街中で見かける「青いパトカー」のような車、実は何をしているの? その秘密に迫る
青パトは「自分の街は自分で守る」意識を反映した防犯パトロール車両で、2020年度の犯罪白書によれば、刑法犯は74万件以上発生。ボランティア活動であるため人材確保が課題だが、大阪市などでは資金面での支援が進む。犯罪抑止効果が期待される一方、地域に応じた活動が求められている。
ボランティアの負担軽減

青色防犯パトロールには、防犯効果があるのだろうか。
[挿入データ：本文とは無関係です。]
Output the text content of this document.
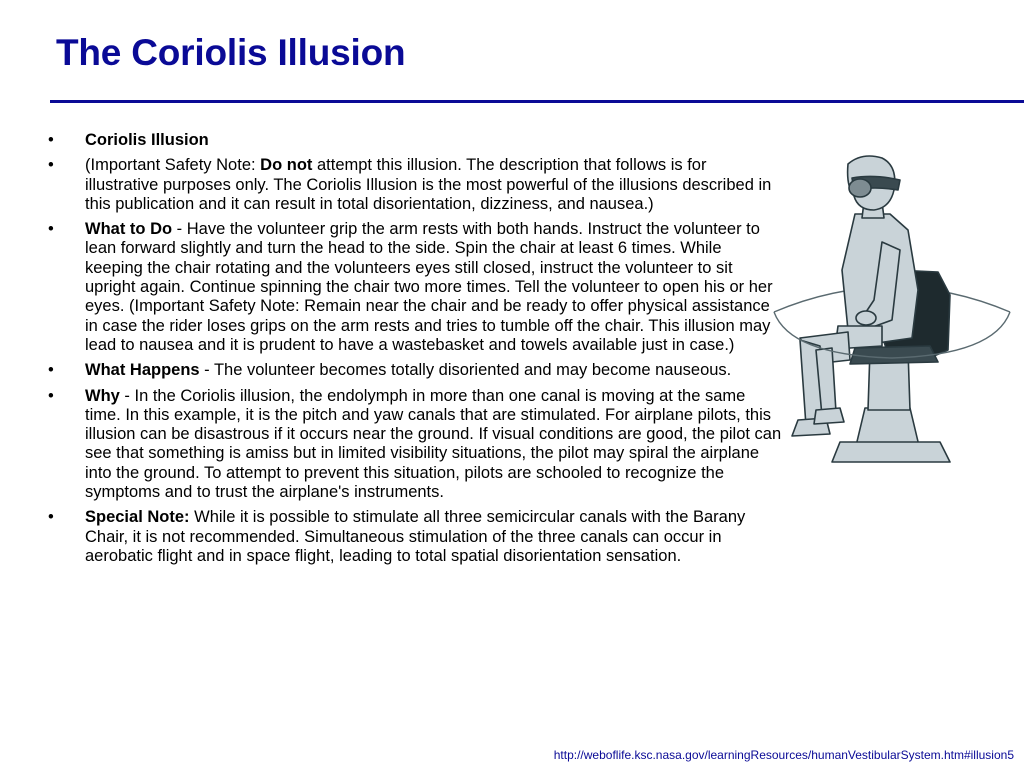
The Coriolis Illusion
• Coriolis Illusion
• (Important Safety Note: Do not attempt this illusion. The description that follows is for illustrative purposes only. The Coriolis Illusion is the most powerful of the illusions described in this publication and it can result in total disorientation, dizziness, and nausea.)
• What to Do - Have the volunteer grip the arm rests with both hands. Instruct the volunteer to lean forward slightly and turn the head to the side. Spin the chair at least 6 times. While keeping the chair rotating and the volunteers eyes still closed, instruct the volunteer to sit upright again. Continue spinning the chair two more times. Tell the volunteer to open his or her eyes. (Important Safety Note: Remain near the chair and be ready to offer physical assistance in case the rider loses grips on the arm rests and tries to tumble off the chair. This illusion may lead to nausea and it is prudent to have a wastebasket and towels available just in case.)
• What Happens - The volunteer becomes totally disoriented and may become nauseous.
• Why - In the Coriolis illusion, the endolymph in more than one canal is moving at the same time. In this example, it is the pitch and yaw canals that are stimulated. For airplane pilots, this illusion can be disastrous if it occurs near the ground. If visual conditions are good, the pilot can see that something is amiss but in limited visibility situations, the pilot may spiral the airplane into the ground. To attempt to prevent this situation, pilots are schooled to recognize the symptoms and to trust the airplane's instruments.
• Special Note: While it is possible to stimulate all three semicircular canals with the Barany Chair, it is not recommended. Simultaneous stimulation of the three canals can occur in aerobatic flight and in space flight, leading to total spatial disorientation sensation.
http://weboflife.ksc.nasa.gov/learningResources/humanVestibularSystem.htm#illusion5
九州大学・三崎輝寛氏の修士論文『青色防犯パトロールの実態から見た地域防犯まちづくりに関する研究』(2013年)によると、オートバイや自転車の盗難について、パトロールが行われていない区域に比べて犯罪の減少幅が大きく、有意な差が確認されている。この研究では、
「犯罪が発生が特定の場所に集中するような特徴を持つ犯罪に対して抑止力があると考えられる」
と報告されている。また、
「地域住民の防犯意識が向上する」
という副次的な効果も期待できるようだ。
さらに、自動車によるパトロールは、活動を支えるボランティアへの負担軽減にもつながる。少人数でも広範囲をカバーできるため、不審者に遭遇しても車外に出る必要がなく、ボランティアが直接危害を受けるリスクを避けられる。深夜や早朝といった危険な時間帯でもパトロールが可能になるのだ。